Xu Rong, Musen Mark A, Shah Nigam H
Center for Biomedical Informatics Research, Stanford University School of Medicine Stanford, CA 94305, USA.
AMIA Annu Symp Proc. 2010 Nov 13;2010:907-11.
The Unified Medical Language System (UMLS) Metathesaurus is widely used for biomedical natural language processing (NLP) tasks. In this study, we systematically analyzed UMLS Metathesaurus terms by analyzing their occurrences in over 18 million MEDLINE abstracts.
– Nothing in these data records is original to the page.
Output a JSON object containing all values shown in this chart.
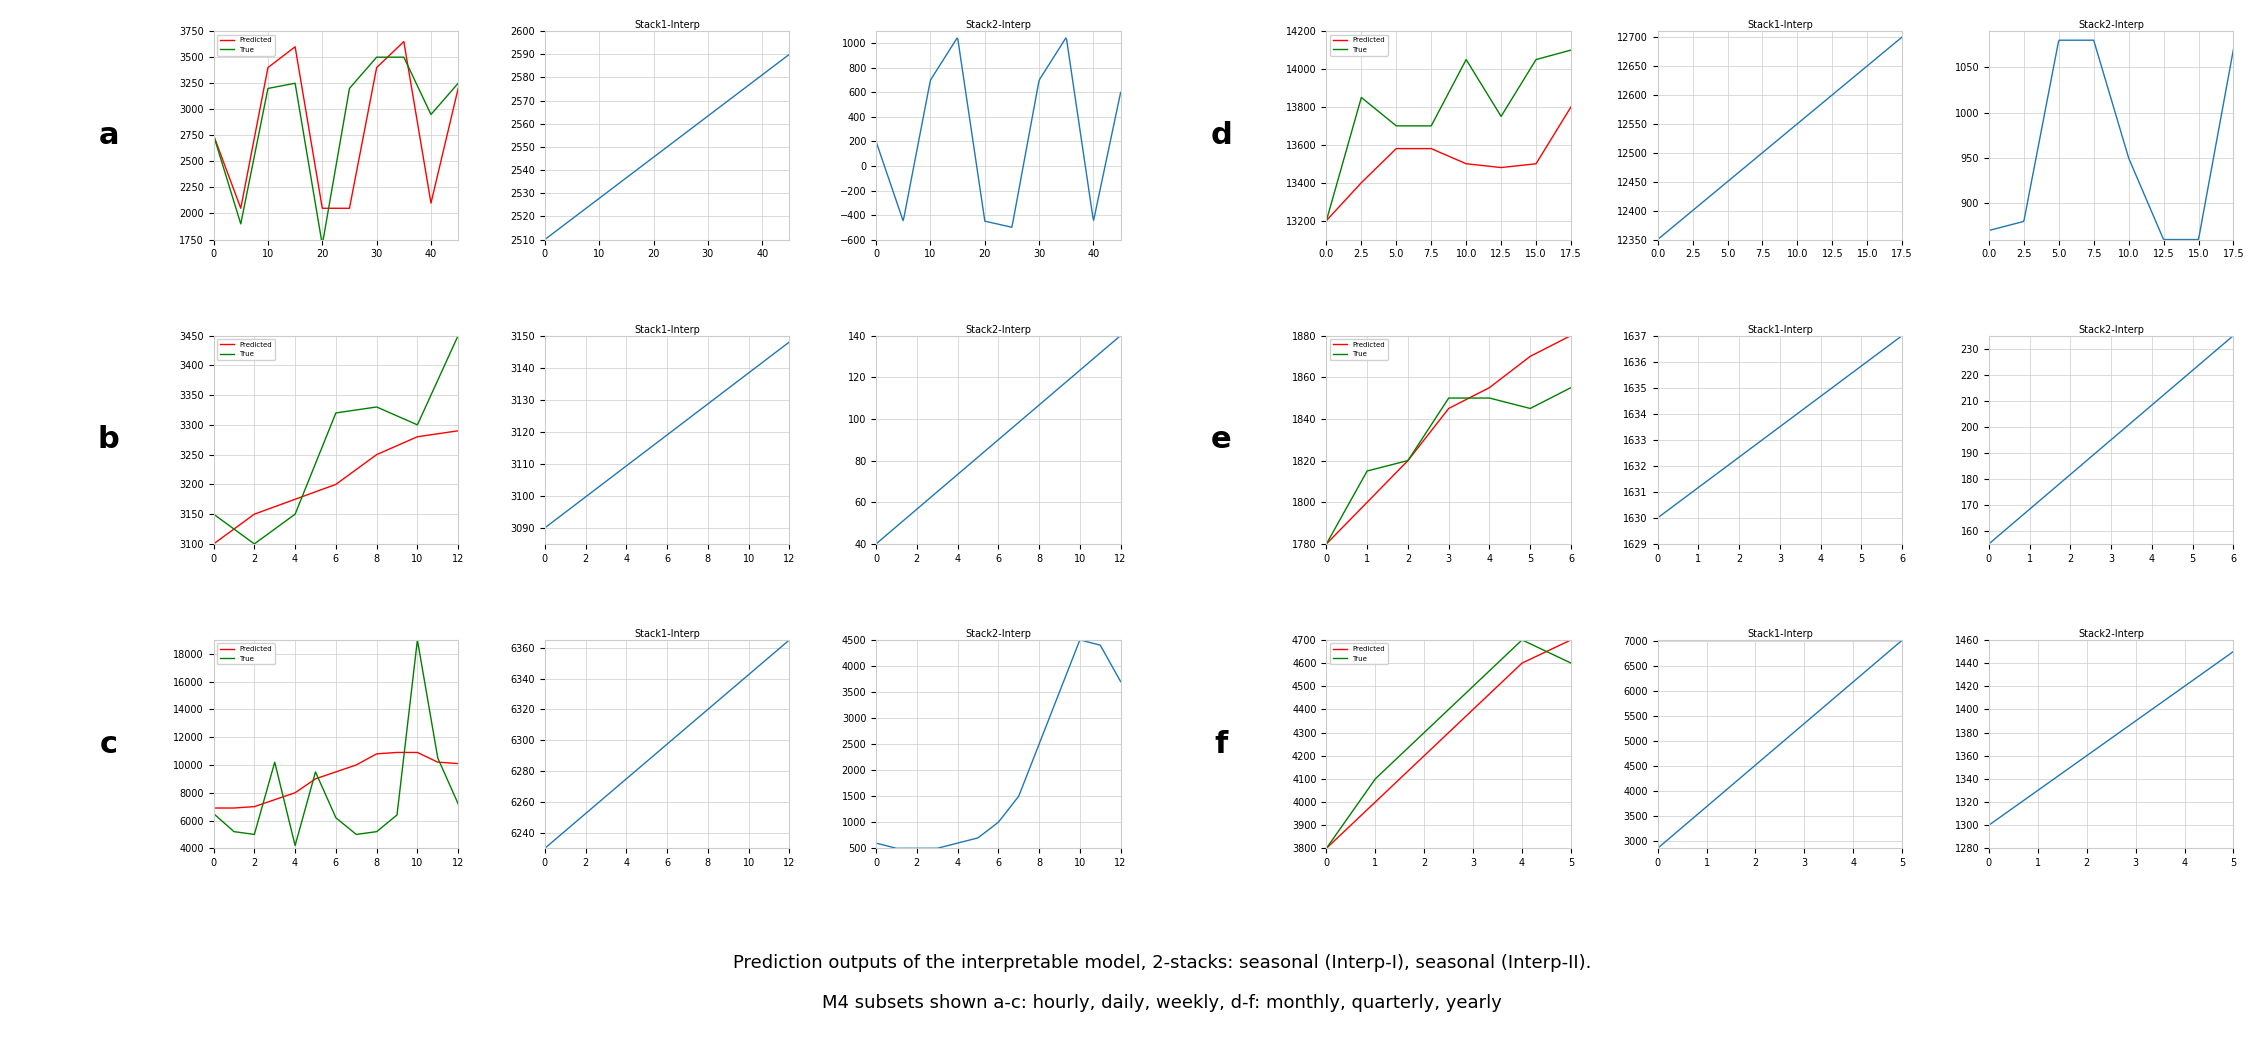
{
  "title_line1": "Prediction outputs of the interpretable model, 2-stacks: seasonal (Interp-I), seasonal (Interp-II).",
  "title_line2": "M4 subsets shown a-c: hourly, daily, weekly, d-f: monthly, quarterly, yearly",
  "row_labels": [
    "a",
    "b",
    "c",
    "d",
    "e",
    "f"
  ],
  "rows": [
    {
      "label": "a",
      "pred_true": {
        "x": [
          0,
          5,
          10,
          15,
          20,
          25,
          30,
          35,
          40,
          45
        ],
        "pred": [
          2750,
          2050,
          3400,
          3600,
          2050,
          2050,
          3400,
          3650,
          2100,
          3200
        ],
        "true": [
          2750,
          1900,
          3200,
          3250,
          1700,
          3200,
          3500,
          3500,
          2950,
          3250
        ],
        "ylim": [
          1750,
          3750
        ],
        "xlim": [
          0,
          45
        ]
      },
      "stack1": {
        "x": [
          0,
          45
        ],
        "y": [
          2510,
          2590
        ],
        "ylim": [
          2510,
          2600
        ],
        "xlim": [
          0,
          45
        ]
      },
      "stack2": {
        "x": [
          0,
          5,
          10,
          15,
          20,
          25,
          30,
          35,
          40,
          45
        ],
        "y": [
          200,
          -450,
          700,
          1050,
          -450,
          -500,
          700,
          1050,
          -450,
          600
        ],
        "ylim": [
          -600,
          1100
        ],
        "xlim": [
          0,
          45
        ]
      }
    },
    {
      "label": "b",
      "pred_true": {
        "x": [
          0,
          2,
          4,
          6,
          8,
          10,
          12
        ],
        "pred": [
          3100,
          3150,
          3175,
          3200,
          3250,
          3280,
          3290
        ],
        "true": [
          3150,
          3100,
          3150,
          3320,
          3330,
          3300,
          3450
        ],
        "ylim": [
          3100,
          3450
        ],
        "xlim": [
          0,
          12
        ]
      },
      "stack1": {
        "x": [
          0,
          12
        ],
        "y": [
          3090,
          3148
        ],
        "ylim": [
          3085,
          3150
        ],
        "xlim": [
          0,
          12
        ]
      },
      "stack2": {
        "x": [
          0,
          12
        ],
        "y": [
          40,
          140
        ],
        "ylim": [
          40,
          140
        ],
        "xlim": [
          0,
          12
        ]
      }
    },
    {
      "label": "c",
      "pred_true": {
        "x": [
          0,
          1,
          2,
          3,
          4,
          5,
          6,
          7,
          8,
          9,
          10,
          11,
          12
        ],
        "pred": [
          6900,
          6900,
          7000,
          7500,
          8000,
          9000,
          9500,
          10000,
          10800,
          10900,
          10900,
          10200,
          10100
        ],
        "true": [
          6500,
          5200,
          5000,
          10200,
          4200,
          9500,
          6200,
          5000,
          5200,
          6400,
          19000,
          10500,
          7200
        ],
        "ylim": [
          4000,
          19000
        ],
        "xlim": [
          0,
          12
        ]
      },
      "stack1": {
        "x": [
          0,
          12
        ],
        "y": [
          6230,
          6365
        ],
        "ylim": [
          6230,
          6365
        ],
        "xlim": [
          0,
          12
        ]
      },
      "stack2": {
        "x": [
          0,
          1,
          2,
          3,
          4,
          5,
          6,
          7,
          8,
          9,
          10,
          11,
          12
        ],
        "y": [
          600,
          500,
          500,
          500,
          600,
          700,
          1000,
          1500,
          2500,
          3500,
          4500,
          4400,
          3700
        ],
        "ylim": [
          500,
          4500
        ],
        "xlim": [
          0,
          12
        ]
      }
    },
    {
      "label": "d",
      "pred_true": {
        "x": [
          0,
          2.5,
          5,
          7.5,
          10,
          12.5,
          15,
          17.5
        ],
        "pred": [
          13200,
          13400,
          13580,
          13580,
          13500,
          13480,
          13500,
          13800
        ],
        "true": [
          13200,
          13850,
          13700,
          13700,
          14050,
          13750,
          14050,
          14100
        ],
        "ylim": [
          13100,
          14200
        ],
        "xlim": [
          0,
          17.5
        ]
      },
      "stack1": {
        "x": [
          0,
          17.5
        ],
        "y": [
          12350,
          12700
        ],
        "ylim": [
          12350,
          12710
        ],
        "xlim": [
          0,
          17.5
        ]
      },
      "stack2": {
        "x": [
          0,
          2.5,
          5,
          7.5,
          10,
          12.5,
          15,
          17.5
        ],
        "y": [
          870,
          880,
          1080,
          1080,
          950,
          860,
          860,
          1070
        ],
        "ylim": [
          860,
          1090
        ],
        "xlim": [
          0,
          17.5
        ]
      }
    },
    {
      "label": "e",
      "pred_true": {
        "x": [
          0,
          1,
          2,
          3,
          4,
          5,
          6
        ],
        "pred": [
          1780,
          1800,
          1820,
          1845,
          1855,
          1870,
          1880
        ],
        "true": [
          1780,
          1815,
          1820,
          1850,
          1850,
          1845,
          1855
        ],
        "ylim": [
          1780,
          1880
        ],
        "xlim": [
          0,
          6
        ]
      },
      "stack1": {
        "x": [
          0,
          6
        ],
        "y": [
          1630,
          1637
        ],
        "ylim": [
          1629,
          1637
        ],
        "xlim": [
          0,
          6
        ]
      },
      "stack2": {
        "x": [
          0,
          6
        ],
        "y": [
          155,
          235
        ],
        "ylim": [
          155,
          235
        ],
        "xlim": [
          0,
          6
        ]
      }
    },
    {
      "label": "f",
      "pred_true": {
        "x": [
          0,
          1,
          2,
          3,
          4,
          5
        ],
        "pred": [
          3800,
          4000,
          4200,
          4400,
          4600,
          4700
        ],
        "true": [
          3800,
          4100,
          4300,
          4500,
          4700,
          4600
        ],
        "ylim": [
          3800,
          4700
        ],
        "xlim": [
          0,
          5
        ]
      },
      "stack1": {
        "x": [
          0,
          5
        ],
        "y": [
          2850,
          7020
        ],
        "ylim": [
          2850,
          7025
        ],
        "xlim": [
          0,
          5
        ]
      },
      "stack2": {
        "x": [
          0,
          5
        ],
        "y": [
          1300,
          1450
        ],
        "ylim": [
          1280,
          1460
        ],
        "xlim": [
          0,
          5
        ]
      }
    }
  ]
}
Our goals were: 1. analyze the frequency and syntactic distribution of Metathesaurus terms in MEDLINE; 2. create a filtered UMLS Metathesaurus based on the MEDLINE analysis; 3. augment the UMLS Metathesaurus where each term is associated with metadata on its MEDLINE frequency and syntactic distribution statistics. After MEDLINE frequency-based filtering, the augmented UMLS Metathesaurus contains 518,835 terms and is roughly 13% of its original size. We have shown that the syntactic and frequency information is useful to identify errors in the Metathesaurus. This filtered and augmented UMLS Metathesaurus can potentially be used to improve efficiency and precision of UMLS-based information retrieval and NLP tasks.
统一医学语言系统(UMLS)元词表被广泛用于生物医学自然语言处理(NLP)任务。在本研究中,我们通过分析元词表术语在超过1800万篇MEDLINE摘要中的出现情况,对UMLS元词表术语进行了系统分析。我们的目标是:1. 分析元词表术语在MEDLINE中的频率和句法分布;2. 基于MEDLINE分析创建一个经过筛选的UMLS元词表;3. 扩充UMLS元词表,使每个术语都与关于其MEDLINE频率和句法分布统计的元数据相关联。经过基于MEDLINE频率的筛选后,扩充后的UMLS元词表包含518,835个术语,约为其原始大小的13%。我们已经表明,句法和频率信息有助于识别元词表中的错误。这个经过筛选和扩充的UMLS元词表有可能用于提高基于UMLS的信息检索和NLP任务的效率和精度。